We used Combined Zappitelli formula instead of other combined formulas, as previous results obtained with a Portuguese sample of overweight and obese children, demonstrated that this formula was the one that presented the closest performance to creatinine clearance (4). Also, when compared with inulin clearance, the Zappitelli formula presented (amongst other formulas) the highest 30% accuracy at measured GFR≥90 ml/min per 1.73 m2 (19). Although, our cystatin C levels were higher, and the eGFR values were lower than those previously reported (4). This is probably due to the different analytical methods used to measure cystatin C, as we used the ELISA technique instead of an automatized particle-enhanced immunonephelometric assay. Moreover, we are aware of the possible influence of our method to evaluate creatinine, on absolute values using the Schwartz formula; however, as we performed a follow-up analysis, this is minimized.

The present study had some limitations. Participants were not randomly assigned to the respective groups. Also, due to logistic constraints, the number of patients in each group was small, reducing statistical power analysis. Finally, we did not include nonoverweight controls, limiting the analysis of the association between obesity and renal function markers.

In summary, the combined analysis of plasma levels of creatinine and cystatin C showed that 6-month PA programs had no significant impact on the renal function in obese boys.
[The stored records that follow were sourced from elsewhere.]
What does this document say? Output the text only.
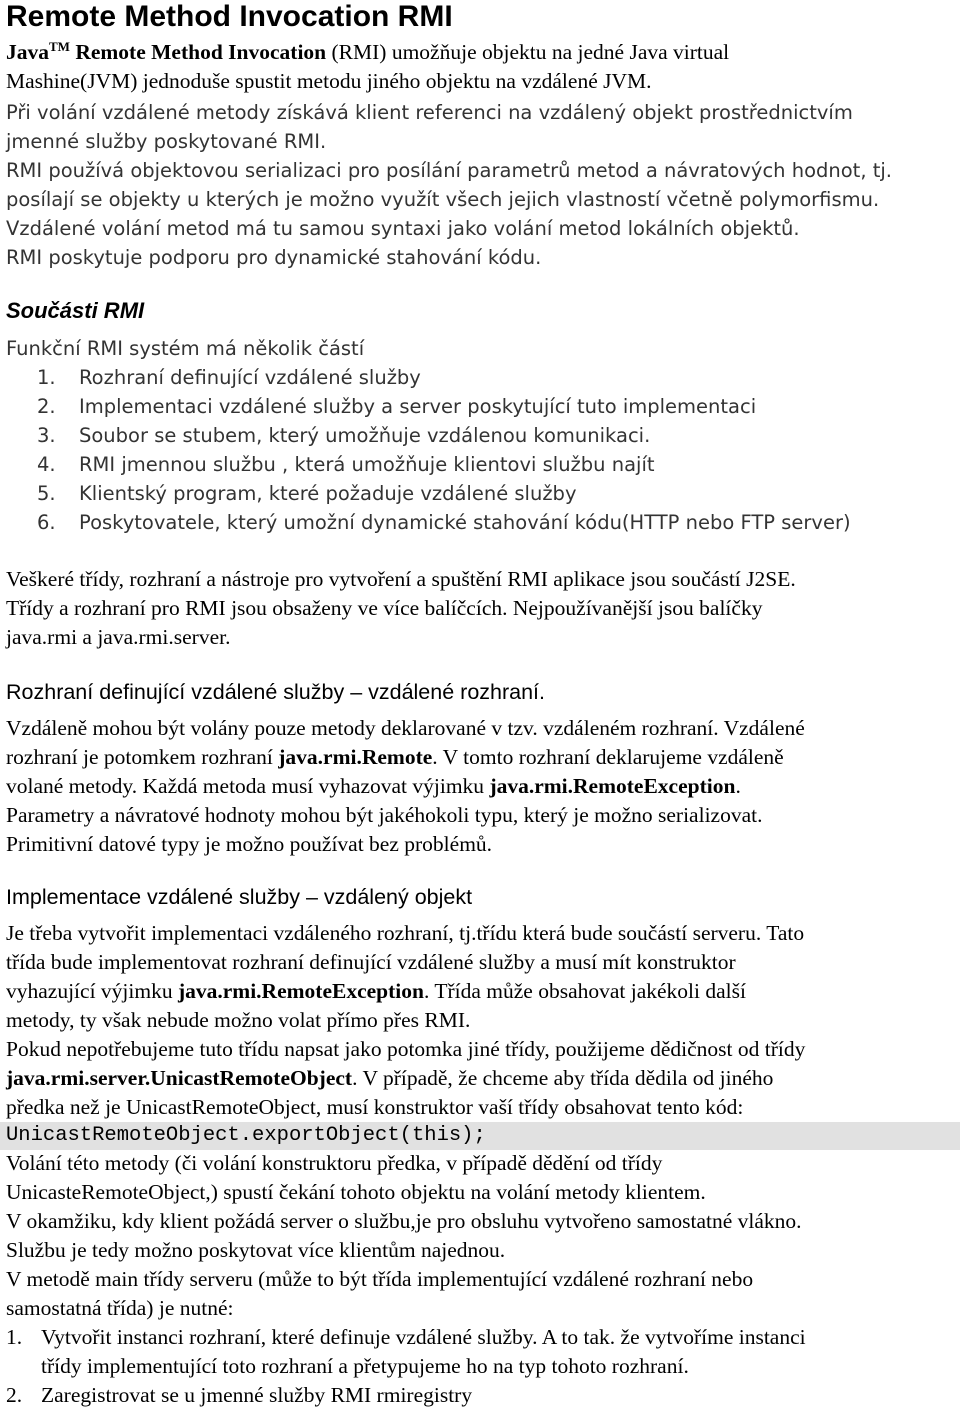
Remote Method Invocation RMI
Java™ Remote Method Invocation (RMI) umožňuje objektu na jedné Java virtual
Mashine(JVM) jednoduše spustit metodu jiného objektu na vzdálené JVM.
Při volání vzdálené metody získává klient referenci na vzdálený objekt prostřednictvím
jmenné služby poskytované RMI.
RMI používá objektovou serializaci pro posílání parametrů metod a návratových hodnot, tj.
posílají se objekty u kterých je možno využít všech jejich vlastností včetně polymorfismu.
Vzdálené volání metod má tu samou syntaxi jako volání metod lokálních objektů.
RMI poskytuje podporu pro dynamické stahování kódu.
Součásti RMI
Funkční RMI systém má několik částí
1. Rozhraní definující vzdálené služby
2. Implementaci vzdálené služby a server poskytující tuto implementaci
3. Soubor se stubem, který umožňuje vzdálenou komunikaci.
4. RMI jmennou službu , která umožňuje klientovi službu najít
5. Klientský program, které požaduje vzdálené služby
6. Poskytovatele, který umožní dynamické stahování kódu(HTTP nebo FTP server)
Veškeré třídy, rozhraní a nástroje pro vytvoření a spuštění RMI aplikace jsou součástí J2SE.
Třídy a rozhraní pro RMI jsou obsaženy ve více balíčcích. Nejpoužívanější jsou balíčky
java.rmi a java.rmi.server.
Rozhraní definující vzdálené služby – vzdálené rozhraní.
Vzdáleně mohou být volány pouze metody deklarované v tzv. vzdáleném rozhraní. Vzdálené
rozhraní je potomkem rozhraní java.rmi.Remote. V tomto rozhraní deklarujeme vzdáleně
volané metody. Každá metoda musí vyhazovat výjimku java.rmi.RemoteException.
Parametry a návratové hodnoty mohou být jakéhokoli typu, který je možno serializovat.
Primitivní datové typy je možno používat bez problémů.
Implementace vzdálené služby – vzdálený objekt
Je třeba vytvořit implementaci vzdáleného rozhraní, tj.třídu která bude součástí serveru. Tato
třída bude implementovat rozhraní definující vzdálené služby a musí mít konstruktor
vyhazující výjimku java.rmi.RemoteException. Třída může obsahovat jakékoli další
metody, ty však nebude možno volat přímo přes RMI.
Pokud nepotřebujeme tuto třídu napsat jako potomka jiné třídy, použijeme dědičnost od třídy
java.rmi.server.UnicastRemoteObject. V případě, že chceme aby třída dědila od jiného
předka než je UnicastRemoteObject, musí konstruktor vaší třídy obsahovat tento kód:
UnicastRemoteObject.exportObject(this);
Volání této metody (či volání konstruktoru předka, v případě dědění od třídy
UnicasteRemoteObject,) spustí čekání tohoto objektu na volání metody klientem.
V okamžiku, kdy klient požádá server o službu,je pro obsluhu vytvořeno samostatné vlákno.
Službu je tedy možno poskytovat více klientům najednou.
V metodě main třídy serveru (může to být třída implementující vzdálené rozhraní nebo
samostatná třída) je nutné:
1. Vytvořit instanci rozhraní, které definuje vzdálené služby. A to tak. že vytvoříme instanci
třídy implementující toto rozhraní a přetypujeme ho na typ tohoto rozhraní.
2. Zaregistrovat se u jmenné služby RMI rmiregistry
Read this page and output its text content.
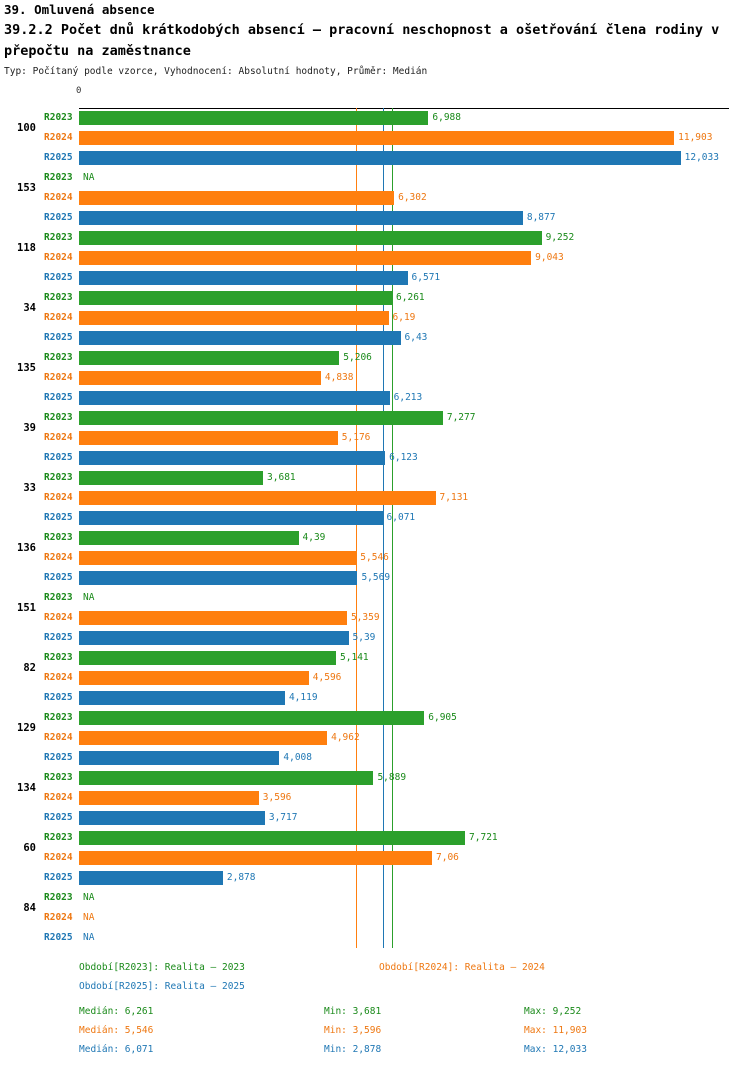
39. Omluvená absence
39.2.2 Počet dnů krátkodobých absencí – pracovní neschopnost a ošetřování člena rodiny v přepočtu na zaměstnance
Typ: Počítaný podle vzorce, Vyhodnocení: Absolutní hodnoty, Průměr: Medián
0
100
R2023	6,988
R2024	11,903
R2025	12,033
153
R2023 NA
R2024	6,302
R2025	8,877
118
R2023	9,252
R2024	9,043
R2025	6,571
34
R2023	6,261
R2024	6,19
R2025	6,43
135
R2023	5,206
R2024	4,838
R2025	6,213
39
R2023	7,277
R2024	5,176
R2025	6,123
33
R2023	3,681
R2024	7,131
R2025	6,071
136
R2023	4,39
R2024	5,546
R2025	5,569
151
R2023 NA
R2024	5,359
R2025	5,39
82
R2023	5,141
R2024	4,596
R2025	4,119
129
R2023	6,905
R2024	4,962
R2025	4,008
134
R2023	5,889
R2024	3,596
R2025	3,717
60
R2023	7,721
R2024	7,06
R2025	2,878
84
R2023 NA
R2024 NA
R2025 NA
Období[R2023]: Realita – 2023	Období[R2024]: Realita – 2024
Období[R2025]: Realita – 2025
Medián: 6,261	Min: 3,681	Max: 9,252
Medián: 5,546	Min: 3,596	Max: 11,903
Medián: 6,071	Min: 2,878	Max: 12,033
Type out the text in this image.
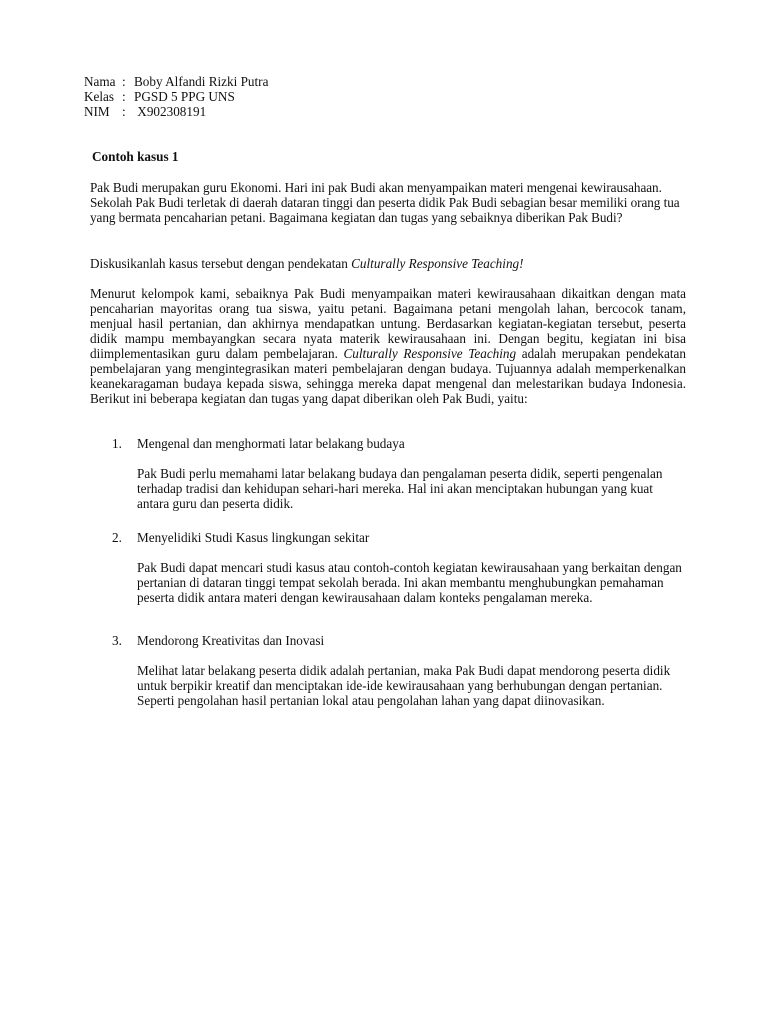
Nama : Boby Alfandi Rizki Putra
Kelas : PGSD 5 PPG UNS
NIM : X902308191
Contoh kasus 1

Pak Budi merupakan guru Ekonomi. Hari ini pak Budi akan menyampaikan materi mengenai kewirausahaan. Sekolah Pak Budi terletak di daerah dataran tinggi dan peserta didik Pak Budi sebagian besar memiliki orang tua yang bermata pencaharian petani. Bagaimana kegiatan dan tugas yang sebaiknya diberikan Pak Budi?

Diskusikanlah kasus tersebut dengan pendekatan Culturally Responsive Teaching!

Menurut kelompok kami, sebaiknya Pak Budi menyampaikan materi kewirausahaan dikaitkan dengan mata pencaharian mayoritas orang tua siswa, yaitu petani. Bagaimana petani mengolah lahan, bercocok tanam, menjual hasil pertanian, dan akhirnya mendapatkan untung. Berdasarkan kegiatan-kegiatan tersebut, peserta didik mampu membayangkan secara nyata materik kewirausahaan ini. Dengan begitu, kegiatan ini bisa diimplementasikan guru dalam pembelajaran. Culturally Responsive Teaching adalah merupakan pendekatan pembelajaran yang mengintegrasikan materi pembelajaran dengan budaya. Tujuannya adalah memperkenalkan keanekaragaman budaya kepada siswa, sehingga mereka dapat mengenal dan melestarikan budaya Indonesia. Berikut ini beberapa kegiatan dan tugas yang dapat diberikan oleh Pak Budi, yaitu:

1.	Mengenal dan menghormati latar belakang budaya

Pak Budi perlu memahami latar belakang budaya dan pengalaman peserta didik, seperti pengenalan terhadap tradisi dan kehidupan sehari-hari mereka. Hal ini akan menciptakan hubungan yang kuat antara guru dan peserta didik.

2.	Menyelidiki Studi Kasus lingkungan sekitar

Pak Budi dapat mencari studi kasus atau contoh-contoh kegiatan kewirausahaan yang berkaitan dengan pertanian di dataran tinggi tempat sekolah berada. Ini akan membantu menghubungkan pemahaman peserta didik antara materi dengan kewirausahaan dalam konteks pengalaman mereka.

3.	Mendorong Kreativitas dan Inovasi

Melihat latar belakang peserta didik adalah pertanian, maka Pak Budi dapat mendorong peserta didik untuk berpikir kreatif dan menciptakan ide-ide kewirausahaan yang berhubungan dengan pertanian. Seperti pengolahan hasil pertanian lokal atau pengolahan lahan yang dapat diinovasikan.
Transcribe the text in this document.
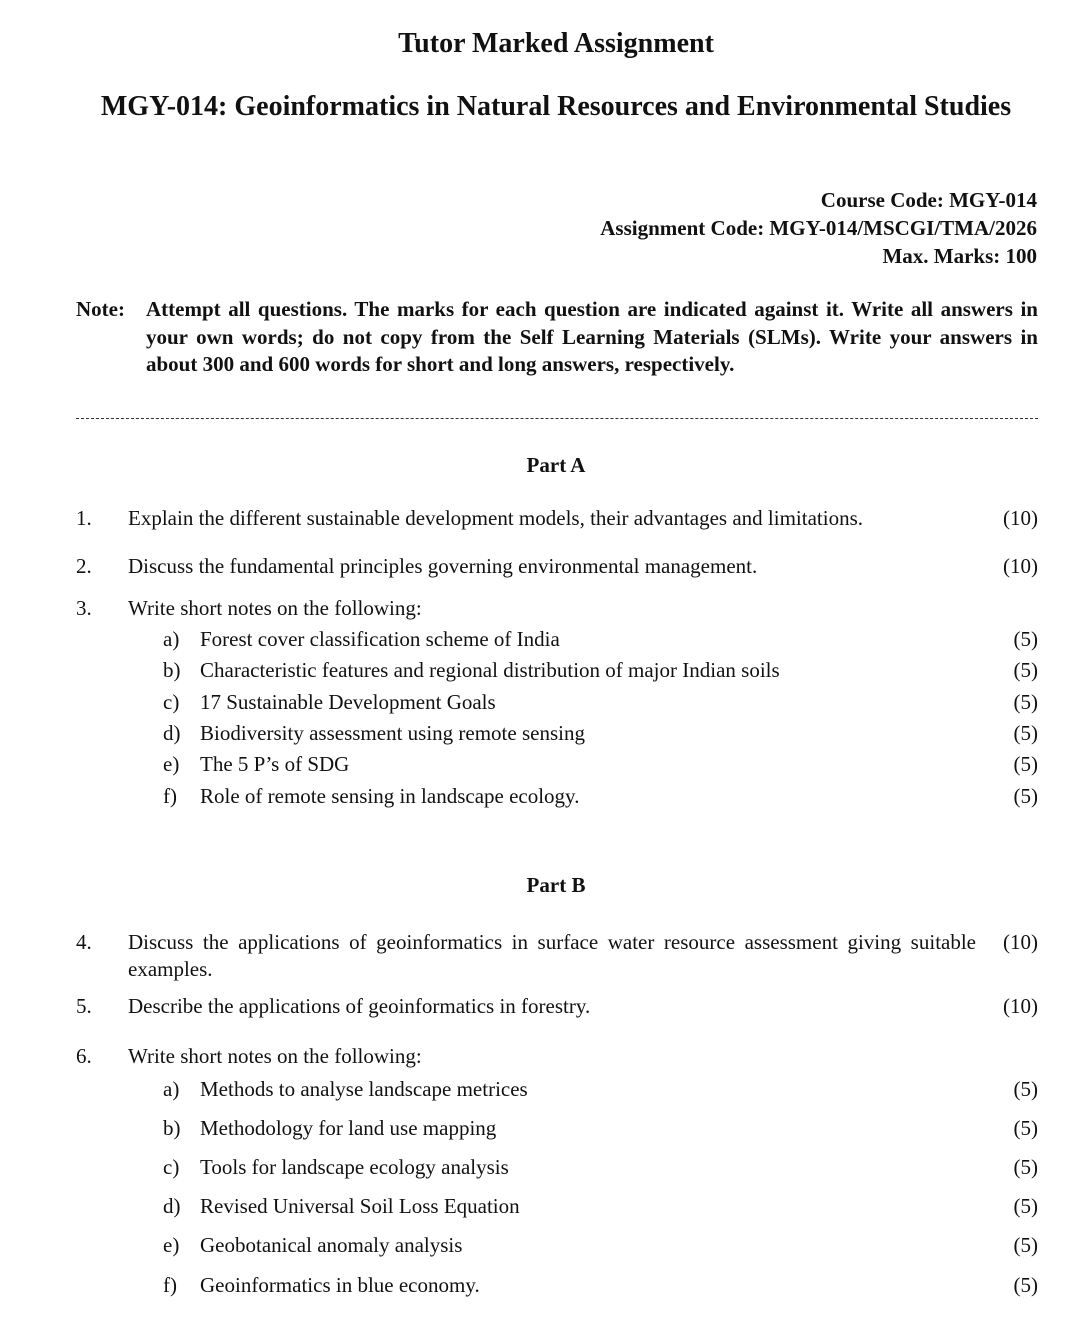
Tutor Marked Assignment
MGY-014: Geoinformatics in Natural Resources and Environmental Studies
Course Code: MGY-014
Assignment Code: MGY-014/MSCGI/TMA/2026
Max. Marks: 100
Note:	Attempt all questions. The marks for each question are indicated against it. Write all answers in your own words; do not copy from the Self Learning Materials (SLMs). Write your answers in about 300 and 600 words for short and long answers, respectively.
Part A
1.	Explain the different sustainable development models, their advantages and limitations.	(10)
2.	Discuss the fundamental principles governing environmental management.	(10)
3.	Write short notes on the following:
a) Forest cover classification scheme of India	(5)
b) Characteristic features and regional distribution of major Indian soils	(5)
c) 17 Sustainable Development Goals	(5)
d) Biodiversity assessment using remote sensing	(5)
e) The 5 P’s of SDG	(5)
f)	Role of remote sensing in landscape ecology.	(5)
Part B
4.	Discuss the applications of geoinformatics in surface water resource assessment giving suitable examples.
(10)
5.	Describe the applications of geoinformatics in forestry.	(10)
6.	Write short notes on the following:
a) Methods to analyse landscape metrices	(5)
b) Methodology for land use mapping	(5)
c) Tools for landscape ecology analysis	(5)
d) Revised Universal Soil Loss Equation	(5)
e) Geobotanical anomaly analysis	(5)
f)	Geoinformatics in blue economy.	(5)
Caution should be made when using sole-based creatinine equations, as creatinine levels are influenced by internal factors, such as age and LMI. Soccer increased slightly the creatinine levels, though it was not correlated with changes in the body composition. Cystatin C may work as a more independent and accurate marker of renal function in sports, in the pediatric population. The study of longer PA interventions on renal function, involving larger sample sizes and a wider age-range obese pediatric patients is worthy.